Maloy’s ties to Utah don’t run particularly deep. She grew up in a small town in Nevada but did attend college and law school in Utah. She was first elected in a special election in 2023 to fill the remaining term of retiring Rep. Chris Stewart (R-Utah), for whom she’d worked as an attorney. Stewart backed her campaign, but even then, Maloy barely made it through the three-way primary.

A challenger unsuccessfully sued to get her off the primary ballot, arguing that she was ineligible to run because her voter registration in Utah was inactive before she filed as a candidate, and she hadn’t voted in the state in 2020 or 2022. As a Hill staffer, she’d been living in Virginia, but Maloy had claimed her sister’s address in Cedar City as her permanent residence. She ultimately prevailed and remained on the ballot. But even cousin Ammon endorsed someone else in the race.

When Maloy ran for her first full term in 2024, Trump backed her, as did most of the Utah congressional delegation—except Sen. Mike Lee, who supported one of her opponents. Even with the support of the state’s Republican establishment, she won the GOP primary by just 176 votes—less than one percent and hardly a sign of a deep well of support. This year, she’s had an 8-1 fundraising advantage over Lyman. Yet Maloy barely bested him at the GOP nominating convention in April.

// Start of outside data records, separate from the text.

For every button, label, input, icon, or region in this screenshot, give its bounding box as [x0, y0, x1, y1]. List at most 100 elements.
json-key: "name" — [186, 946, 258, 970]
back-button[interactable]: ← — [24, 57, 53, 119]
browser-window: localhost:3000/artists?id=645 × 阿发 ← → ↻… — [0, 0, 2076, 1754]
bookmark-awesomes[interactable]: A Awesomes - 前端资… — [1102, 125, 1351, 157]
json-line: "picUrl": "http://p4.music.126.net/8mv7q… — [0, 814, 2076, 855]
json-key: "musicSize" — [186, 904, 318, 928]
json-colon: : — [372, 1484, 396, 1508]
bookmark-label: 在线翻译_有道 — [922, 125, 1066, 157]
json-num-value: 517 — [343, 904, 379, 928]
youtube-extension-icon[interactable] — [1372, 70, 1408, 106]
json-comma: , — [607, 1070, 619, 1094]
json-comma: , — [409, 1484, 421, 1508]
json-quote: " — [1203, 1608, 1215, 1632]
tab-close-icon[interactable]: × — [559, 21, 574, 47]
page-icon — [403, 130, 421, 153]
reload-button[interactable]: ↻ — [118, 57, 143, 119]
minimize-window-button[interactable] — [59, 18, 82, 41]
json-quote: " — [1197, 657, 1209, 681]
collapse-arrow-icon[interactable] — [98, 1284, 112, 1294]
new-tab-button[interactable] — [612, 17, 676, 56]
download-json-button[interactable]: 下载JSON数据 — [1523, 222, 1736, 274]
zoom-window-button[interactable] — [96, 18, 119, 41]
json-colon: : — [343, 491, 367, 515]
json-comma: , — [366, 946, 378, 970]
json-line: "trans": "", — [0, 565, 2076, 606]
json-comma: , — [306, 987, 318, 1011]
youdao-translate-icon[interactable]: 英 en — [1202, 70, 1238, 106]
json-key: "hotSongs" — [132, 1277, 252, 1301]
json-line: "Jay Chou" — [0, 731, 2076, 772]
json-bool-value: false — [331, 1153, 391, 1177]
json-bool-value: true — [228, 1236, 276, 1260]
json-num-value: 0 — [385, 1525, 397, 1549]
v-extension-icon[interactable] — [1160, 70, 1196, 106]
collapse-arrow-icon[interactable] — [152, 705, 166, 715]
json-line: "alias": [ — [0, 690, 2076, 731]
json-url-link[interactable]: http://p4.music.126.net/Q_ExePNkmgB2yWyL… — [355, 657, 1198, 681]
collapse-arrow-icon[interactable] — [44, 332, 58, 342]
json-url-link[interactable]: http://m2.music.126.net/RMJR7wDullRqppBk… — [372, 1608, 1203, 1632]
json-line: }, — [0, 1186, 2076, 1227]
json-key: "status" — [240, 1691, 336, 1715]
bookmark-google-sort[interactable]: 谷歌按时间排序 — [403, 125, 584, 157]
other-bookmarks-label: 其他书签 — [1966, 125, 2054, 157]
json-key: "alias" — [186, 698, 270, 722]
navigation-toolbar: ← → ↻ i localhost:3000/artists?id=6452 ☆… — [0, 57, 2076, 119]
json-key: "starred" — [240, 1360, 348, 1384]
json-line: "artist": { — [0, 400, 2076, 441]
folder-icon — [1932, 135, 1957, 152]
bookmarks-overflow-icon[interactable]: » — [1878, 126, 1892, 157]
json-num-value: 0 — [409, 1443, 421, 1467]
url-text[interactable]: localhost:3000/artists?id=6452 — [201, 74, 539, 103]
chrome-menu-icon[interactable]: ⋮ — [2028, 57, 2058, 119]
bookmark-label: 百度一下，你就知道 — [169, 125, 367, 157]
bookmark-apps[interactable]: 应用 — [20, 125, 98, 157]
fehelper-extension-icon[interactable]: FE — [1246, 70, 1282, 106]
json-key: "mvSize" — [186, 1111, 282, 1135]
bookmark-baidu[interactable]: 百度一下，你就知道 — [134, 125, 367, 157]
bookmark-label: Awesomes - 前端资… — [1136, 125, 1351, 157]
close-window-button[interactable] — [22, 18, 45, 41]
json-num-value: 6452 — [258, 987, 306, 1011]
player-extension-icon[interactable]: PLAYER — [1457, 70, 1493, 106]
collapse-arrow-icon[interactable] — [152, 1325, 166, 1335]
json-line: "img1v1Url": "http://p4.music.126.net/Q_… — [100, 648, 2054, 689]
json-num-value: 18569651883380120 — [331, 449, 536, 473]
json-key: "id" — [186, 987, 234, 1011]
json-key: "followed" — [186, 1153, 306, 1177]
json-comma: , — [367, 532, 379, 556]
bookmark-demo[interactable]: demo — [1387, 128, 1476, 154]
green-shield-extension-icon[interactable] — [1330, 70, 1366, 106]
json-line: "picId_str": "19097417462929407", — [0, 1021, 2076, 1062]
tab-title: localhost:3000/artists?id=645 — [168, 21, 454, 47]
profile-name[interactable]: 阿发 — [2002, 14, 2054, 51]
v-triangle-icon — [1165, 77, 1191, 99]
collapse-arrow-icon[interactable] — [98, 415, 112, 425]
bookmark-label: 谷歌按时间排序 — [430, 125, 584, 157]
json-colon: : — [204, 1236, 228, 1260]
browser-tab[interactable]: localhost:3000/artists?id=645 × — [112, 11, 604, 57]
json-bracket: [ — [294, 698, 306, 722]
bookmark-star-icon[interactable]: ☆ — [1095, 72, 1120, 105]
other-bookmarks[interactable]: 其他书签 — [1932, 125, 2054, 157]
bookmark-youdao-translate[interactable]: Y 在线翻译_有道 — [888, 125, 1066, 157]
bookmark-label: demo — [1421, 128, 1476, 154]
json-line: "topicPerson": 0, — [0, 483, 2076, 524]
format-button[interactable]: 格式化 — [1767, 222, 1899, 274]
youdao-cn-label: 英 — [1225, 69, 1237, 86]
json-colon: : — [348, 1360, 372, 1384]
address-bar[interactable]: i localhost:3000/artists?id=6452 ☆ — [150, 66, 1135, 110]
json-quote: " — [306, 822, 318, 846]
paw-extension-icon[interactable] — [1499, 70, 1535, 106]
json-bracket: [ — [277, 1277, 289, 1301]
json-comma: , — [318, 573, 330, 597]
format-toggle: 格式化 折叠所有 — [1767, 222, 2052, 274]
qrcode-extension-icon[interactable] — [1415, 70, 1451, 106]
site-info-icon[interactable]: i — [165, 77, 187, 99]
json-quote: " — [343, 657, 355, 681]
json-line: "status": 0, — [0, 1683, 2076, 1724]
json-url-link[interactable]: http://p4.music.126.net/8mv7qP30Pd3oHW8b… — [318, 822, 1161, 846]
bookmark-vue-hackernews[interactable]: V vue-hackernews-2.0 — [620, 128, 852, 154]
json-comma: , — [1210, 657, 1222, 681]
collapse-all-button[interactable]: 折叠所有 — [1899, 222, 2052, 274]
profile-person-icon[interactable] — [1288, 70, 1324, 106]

Utah candidates have two paths for getting on a primary ballot. They can collect petition signatures or win enough delegate votes at a state nominating convention. Lyman has been wildly popular with convention delegates, who tend to be more MAGA than other Republicans. When he ran for governor in 2024, convention delegates overwhelmingly voted for him over Cox, whom they booed.

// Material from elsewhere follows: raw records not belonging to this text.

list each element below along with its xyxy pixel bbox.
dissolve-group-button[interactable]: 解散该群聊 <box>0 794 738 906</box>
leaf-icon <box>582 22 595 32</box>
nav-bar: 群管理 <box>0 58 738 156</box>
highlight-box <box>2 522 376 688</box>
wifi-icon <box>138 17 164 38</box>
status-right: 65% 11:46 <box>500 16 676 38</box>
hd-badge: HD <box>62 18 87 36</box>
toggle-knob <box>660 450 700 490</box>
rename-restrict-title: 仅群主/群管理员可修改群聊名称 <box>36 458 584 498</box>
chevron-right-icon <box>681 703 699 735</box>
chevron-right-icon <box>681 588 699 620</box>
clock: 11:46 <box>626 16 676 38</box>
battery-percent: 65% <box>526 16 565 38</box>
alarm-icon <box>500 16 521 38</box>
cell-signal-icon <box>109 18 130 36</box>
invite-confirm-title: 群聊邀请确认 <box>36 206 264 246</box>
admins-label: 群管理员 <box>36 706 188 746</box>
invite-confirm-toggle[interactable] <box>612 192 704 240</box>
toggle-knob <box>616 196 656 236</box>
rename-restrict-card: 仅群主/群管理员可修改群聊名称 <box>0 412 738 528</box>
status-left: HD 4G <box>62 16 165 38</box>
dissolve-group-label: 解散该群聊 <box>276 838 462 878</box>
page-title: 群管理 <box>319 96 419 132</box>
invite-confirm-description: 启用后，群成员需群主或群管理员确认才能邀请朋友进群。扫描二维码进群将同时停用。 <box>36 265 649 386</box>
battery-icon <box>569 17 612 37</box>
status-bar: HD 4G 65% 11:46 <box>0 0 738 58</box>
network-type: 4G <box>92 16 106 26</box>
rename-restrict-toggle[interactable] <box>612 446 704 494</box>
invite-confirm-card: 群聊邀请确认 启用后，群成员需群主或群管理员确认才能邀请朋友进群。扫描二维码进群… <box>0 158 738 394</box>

Lyman ultimately lost that primary—but by less than 9 points, which was far closer than anyone expected him to get. (Democrats are such a nonfactor in Utah that the winner of the GOP primary generally wins in November, a problem that prompts many Democrats to register as Republicans so they can influence the process—even a little.) This year, Maloy beat Lyman at the convention, but by a razor-thin margin: 50.9 to 49.09 percent. Both of them advanced to the June 23rd primary.

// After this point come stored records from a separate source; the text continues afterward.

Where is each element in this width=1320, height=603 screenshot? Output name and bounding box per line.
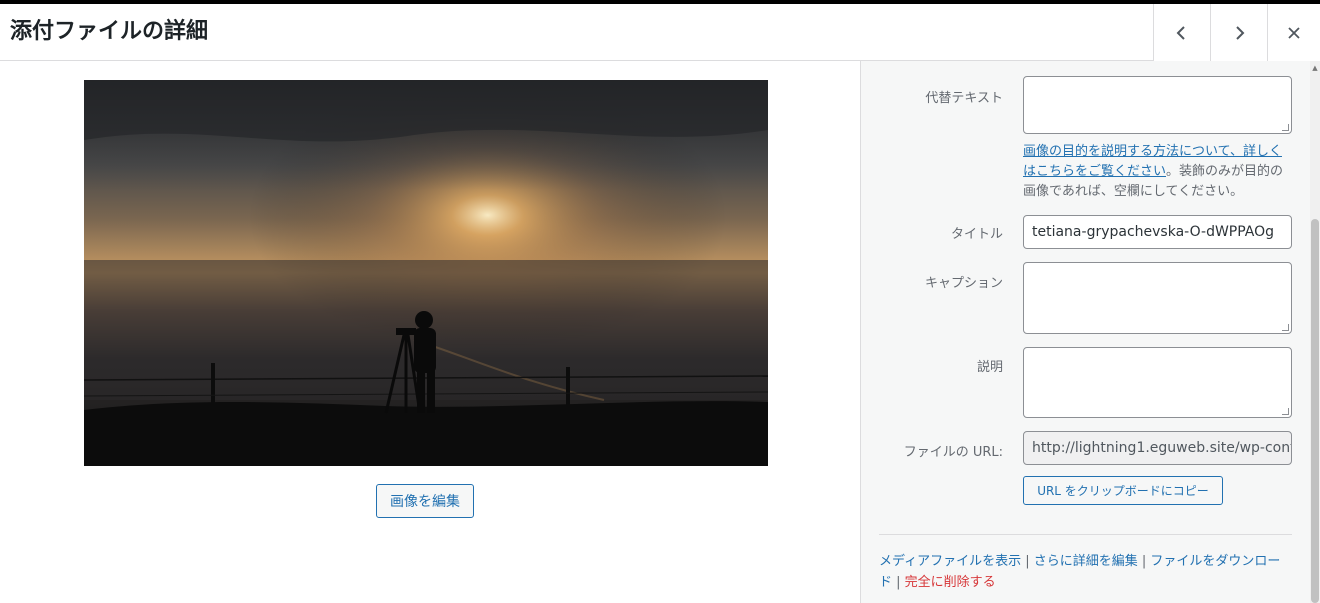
attachment-actions: メディアファイルを表示 | さらに詳細を編集 | ファイルをダウンロード | 完… xyxy=(879,551,1292,593)
caption-label: キャプション xyxy=(924,276,1003,291)
caption-field[interactable] xyxy=(1023,262,1292,334)
chevron-right-icon xyxy=(1236,25,1245,40)
title-field[interactable]: tetiana-grypachevska-O-dWPPAOg xyxy=(1023,215,1292,249)
description-label: 説明 xyxy=(976,360,1003,375)
close-button[interactable] xyxy=(1267,4,1320,61)
delete-permanently-link[interactable]: 完全に削除する xyxy=(905,575,996,590)
alt-text-field[interactable] xyxy=(1023,76,1292,134)
action-separator: | xyxy=(1021,554,1034,569)
chevron-left-icon xyxy=(1176,25,1185,40)
close-icon xyxy=(1288,26,1300,39)
scroll-up-icon[interactable]: ▲ xyxy=(1310,63,1320,73)
scrollbar-thumb[interactable] xyxy=(1311,219,1319,603)
actions-divider xyxy=(879,534,1292,535)
edit-image-button[interactable]: 画像を編集 xyxy=(376,484,474,518)
attachment-image xyxy=(84,80,768,466)
sidebar-scrollbar[interactable]: ▲ xyxy=(1310,61,1320,603)
previous-button[interactable] xyxy=(1153,4,1210,61)
sunset-photographer-photo xyxy=(84,80,768,466)
alt-text-label: 代替テキスト xyxy=(925,91,1003,106)
view-media-link[interactable]: メディアファイルを表示 xyxy=(879,554,1021,569)
action-separator: | xyxy=(892,575,905,590)
edit-more-details-link[interactable]: さらに詳細を編集 xyxy=(1034,554,1138,569)
copy-url-button[interactable]: URL をクリップボードにコピー xyxy=(1023,476,1223,505)
file-url-field[interactable]: http://lightning1.eguweb.site/wp-content xyxy=(1023,431,1292,465)
attachment-preview-pane: 画像を編集 xyxy=(0,61,860,603)
next-button[interactable] xyxy=(1210,4,1267,61)
page-title: 添付ファイルの詳細 xyxy=(10,19,209,44)
file-url-label: ファイルの URL: xyxy=(903,445,1003,460)
description-field[interactable] xyxy=(1023,347,1292,418)
modal-header: 添付ファイルの詳細 xyxy=(0,4,1320,61)
alt-text-help: 画像の目的を説明する方法について、詳しくはこちらをご覧ください。装飾のみが目的の… xyxy=(1023,142,1289,202)
title-label: タイトル xyxy=(950,227,1003,242)
action-separator: | xyxy=(1137,554,1151,569)
attachment-details-sidebar: 代替テキスト 画像の目的を説明する方法について、詳しくはこちらをご覧ください。装… xyxy=(860,61,1320,603)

The 3rd district congressional race may be surprisingly close because the district is new, redrawn this year in response to a court order ending partisan gerrymandering. Maloy had previously represented the 2nd district but switched to run in the new 3rd after redistricting. The 3rd district includes a lot more counties that Lyman won handily in his statewide race against Cox. According to Schott’s math, 60 percent of registered Republicans in the district have never seen Maloy on a ballot, even though this will be her fifth election in three years. If Lyman wins the congressional primary, says Schott, “it’s because people know him.”

There’s little polling in the race. Prediction markets suggest Maloy will crush Lyman. Yet the ultimate results will rest on turnout, and Lyman is “a partisan warrior. She’s a technocrat,” Schott says. “Partisan warriors inspire people to vote.”

Maloy hasn’t made much effort to counter Lyman’s base by reaching out to more moderate voters—and there are some. In this rural, red Utah district, tourism has become a growth industry since President Clinton created the Grand Staircase-Escalante National Monument 30 years ago over objections from many local officials, who to this day would prefer to see it turned into a coal mine.

Blake Spalding is one of the two founding executive chefs of the award-winning Hell’s Backbone Grill & Farm in Boulder, Utah, and co-owner of Boulder Mountain Lodge next door. Located inside the monument, the operation is one of the largest private employers in Garfield County, which is in Maloy’s district. Spalding says Maloy has never been there. She’s voting for Lyman.

“It’s not like I love Phil Lyman,” she explained. “And he has definitely never eaten in my restaurant.” As a longtime public lands advocate, Spalding is well aware that both Lyman and Maloy are hostile to federal protections for Grand Staircase. But she believes “it’s better not to vote for Trump- endorsed candidates, and Trump endorsed Celeste.”

That said, she’ll be voting for a Democrat in November. “I’m gonna vote for whoever is going to do the best job for the hummingbirds.”